The work of the secretary illustrates the need of technical training. The young woman who enters the course arranged for the secretarial school knows in advance something of the scope and character of the duties awaiting her. She knows that she must possess technical skill, that she must become an accurate and expert stenographer and typewriter, must understand accounts, must be able to file letters and find them after they have been filed, must transcribe dictation whatever the vocabulary involved, and must be familiar with business methods. She cannot follow the prescribed technical courses without becoming familiar with the personal requirements as well,—dignity, reserve, professional honor, promptness, patience, courtesy, adherence to contract, responsibility for service. All these are clearly set forth in the preparation of the secretary. This technical preparation is added to academic training, including English, modern languages, certain courses in science, economics, psychology and ethics, as in the ordinary college. At the end of the course the student is technically prepared for a position as college registrar, secretary to president or professor, to author or publisher, to lawyer or physician. She soon becomes capable of research or of executive organization. She commands from the beginning a better compensation than the apprentice could possibly receive. Already experience has shown the economic value of the training. Similar experience has provedthe wisdom of vocational courses outlined for managers of institutions, for dietetians in hospitals, for stewards, for directors of lunchrooms, for visitors to the poor, for librarians, nurses and social workers.
“What is my work to be? How can I prepare myself to do it successfully and through it to minister to human need?” These are the questions which the student is constantly asking as she confronts her task. The very presence and recognition of the task give point to the preparation and prevent it from being a mere course of training for one’s own sake.
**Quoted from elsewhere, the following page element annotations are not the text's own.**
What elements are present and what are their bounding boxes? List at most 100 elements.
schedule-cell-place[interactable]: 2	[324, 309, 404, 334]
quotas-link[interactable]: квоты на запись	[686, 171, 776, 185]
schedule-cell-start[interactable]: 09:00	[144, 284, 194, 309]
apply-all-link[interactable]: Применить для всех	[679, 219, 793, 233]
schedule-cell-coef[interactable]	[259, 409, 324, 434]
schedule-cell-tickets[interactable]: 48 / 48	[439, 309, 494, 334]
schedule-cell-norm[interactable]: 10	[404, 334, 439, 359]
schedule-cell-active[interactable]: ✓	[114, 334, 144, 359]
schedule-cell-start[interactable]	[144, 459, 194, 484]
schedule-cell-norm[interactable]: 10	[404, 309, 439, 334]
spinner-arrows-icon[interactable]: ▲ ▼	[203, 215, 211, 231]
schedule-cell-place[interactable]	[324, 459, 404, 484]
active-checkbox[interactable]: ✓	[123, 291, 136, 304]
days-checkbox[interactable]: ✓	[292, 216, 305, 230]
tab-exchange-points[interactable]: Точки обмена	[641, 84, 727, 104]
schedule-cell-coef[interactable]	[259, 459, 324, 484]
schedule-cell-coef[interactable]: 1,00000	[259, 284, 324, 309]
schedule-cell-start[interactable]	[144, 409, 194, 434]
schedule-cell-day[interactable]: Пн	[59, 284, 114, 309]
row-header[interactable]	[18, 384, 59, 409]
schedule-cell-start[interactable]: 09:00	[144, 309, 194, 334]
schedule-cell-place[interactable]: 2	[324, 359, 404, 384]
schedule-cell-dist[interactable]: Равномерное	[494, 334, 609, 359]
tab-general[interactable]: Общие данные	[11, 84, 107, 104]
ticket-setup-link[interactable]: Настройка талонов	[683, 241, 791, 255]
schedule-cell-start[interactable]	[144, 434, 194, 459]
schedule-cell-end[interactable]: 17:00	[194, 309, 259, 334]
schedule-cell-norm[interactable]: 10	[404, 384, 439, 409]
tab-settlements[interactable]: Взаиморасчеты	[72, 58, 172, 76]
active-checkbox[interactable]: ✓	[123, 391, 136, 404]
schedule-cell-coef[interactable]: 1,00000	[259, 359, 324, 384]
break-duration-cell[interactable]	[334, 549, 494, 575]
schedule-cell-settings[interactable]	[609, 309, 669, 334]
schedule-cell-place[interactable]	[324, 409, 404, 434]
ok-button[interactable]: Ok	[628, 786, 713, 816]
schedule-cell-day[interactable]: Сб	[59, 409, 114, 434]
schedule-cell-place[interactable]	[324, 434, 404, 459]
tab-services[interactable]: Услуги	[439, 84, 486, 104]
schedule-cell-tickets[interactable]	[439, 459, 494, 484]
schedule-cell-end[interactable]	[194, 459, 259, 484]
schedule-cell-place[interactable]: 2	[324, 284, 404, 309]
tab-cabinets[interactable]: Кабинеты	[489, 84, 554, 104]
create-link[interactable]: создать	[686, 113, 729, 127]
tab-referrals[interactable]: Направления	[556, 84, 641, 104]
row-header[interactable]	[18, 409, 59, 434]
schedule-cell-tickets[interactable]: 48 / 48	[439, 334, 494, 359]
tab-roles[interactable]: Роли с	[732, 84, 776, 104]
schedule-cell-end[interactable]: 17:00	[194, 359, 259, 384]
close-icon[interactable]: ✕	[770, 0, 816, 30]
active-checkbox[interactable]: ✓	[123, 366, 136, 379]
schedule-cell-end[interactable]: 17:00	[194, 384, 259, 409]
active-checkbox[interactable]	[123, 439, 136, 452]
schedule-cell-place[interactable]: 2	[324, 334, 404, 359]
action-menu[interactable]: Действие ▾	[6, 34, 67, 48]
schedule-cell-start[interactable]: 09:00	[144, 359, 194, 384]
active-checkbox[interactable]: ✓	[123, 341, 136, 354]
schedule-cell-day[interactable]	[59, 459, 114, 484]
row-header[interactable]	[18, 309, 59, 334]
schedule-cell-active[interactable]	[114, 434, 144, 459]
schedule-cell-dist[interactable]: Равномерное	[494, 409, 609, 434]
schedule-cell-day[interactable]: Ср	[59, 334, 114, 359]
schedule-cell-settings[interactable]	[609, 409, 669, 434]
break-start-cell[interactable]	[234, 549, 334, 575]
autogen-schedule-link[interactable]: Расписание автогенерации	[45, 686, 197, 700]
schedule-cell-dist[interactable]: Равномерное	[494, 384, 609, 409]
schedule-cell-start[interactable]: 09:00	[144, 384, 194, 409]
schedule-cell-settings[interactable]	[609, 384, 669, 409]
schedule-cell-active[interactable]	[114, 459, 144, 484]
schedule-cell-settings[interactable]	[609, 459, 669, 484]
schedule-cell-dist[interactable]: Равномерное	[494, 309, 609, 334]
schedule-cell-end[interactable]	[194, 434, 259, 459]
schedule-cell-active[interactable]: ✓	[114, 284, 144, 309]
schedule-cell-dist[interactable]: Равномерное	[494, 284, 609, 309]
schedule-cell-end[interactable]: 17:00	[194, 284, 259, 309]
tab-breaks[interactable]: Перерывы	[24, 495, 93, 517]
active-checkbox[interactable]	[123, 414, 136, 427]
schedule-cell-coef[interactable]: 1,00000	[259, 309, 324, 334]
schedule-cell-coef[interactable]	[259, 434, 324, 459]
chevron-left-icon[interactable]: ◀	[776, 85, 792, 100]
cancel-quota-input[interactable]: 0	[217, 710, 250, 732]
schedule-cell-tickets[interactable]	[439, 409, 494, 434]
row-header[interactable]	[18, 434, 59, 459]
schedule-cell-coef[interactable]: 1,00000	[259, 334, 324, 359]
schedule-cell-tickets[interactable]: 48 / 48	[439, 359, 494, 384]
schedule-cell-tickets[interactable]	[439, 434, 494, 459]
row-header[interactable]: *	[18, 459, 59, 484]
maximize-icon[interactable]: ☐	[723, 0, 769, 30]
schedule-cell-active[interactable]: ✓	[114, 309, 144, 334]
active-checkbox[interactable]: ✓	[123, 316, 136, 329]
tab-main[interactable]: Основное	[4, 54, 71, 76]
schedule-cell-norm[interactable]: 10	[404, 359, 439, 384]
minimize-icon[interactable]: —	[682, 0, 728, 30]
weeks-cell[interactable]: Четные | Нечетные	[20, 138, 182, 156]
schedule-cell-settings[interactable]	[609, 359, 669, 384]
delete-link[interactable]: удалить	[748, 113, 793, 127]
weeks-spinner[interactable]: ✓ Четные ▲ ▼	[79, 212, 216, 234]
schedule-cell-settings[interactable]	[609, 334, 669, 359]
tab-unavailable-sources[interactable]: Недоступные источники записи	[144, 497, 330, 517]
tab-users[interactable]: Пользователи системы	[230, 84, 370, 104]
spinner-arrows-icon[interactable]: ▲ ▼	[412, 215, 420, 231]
Conference with parents as well as with students shows the origin of the demand for vocational training in colleges. The assured expectation of self-maintenance; the desire to be prepared for self-maintenance, should necessity arise; the recognition of the necessity of preparation for home responsibilities; the demand for executive experts with an understanding of industrial conditions; the dearth of workers properly trained for their task; the taste and liking for practical affairs; the desire to be of definite service in the world—all these are factors in the student’s demand for vocational training. The woman with one talent emerges from the course prepared to perform some one task well and glad to meet its demands. It is a privilege and not a burden to be shirked. The ten-talent woman goes out with the power to modify circumstances, to improve conditions, to direct enterprises, to assume executive control. In either case the vocational aim is essential.
Already trade schools, technical high schools and technical colleges are answering the demand for vocational training, and proving the existence of the need. Public opinion asks that woman be trained for her work. The one thing needful is that the school, as a public servant, shall come to recognize its true relation to this economic problem.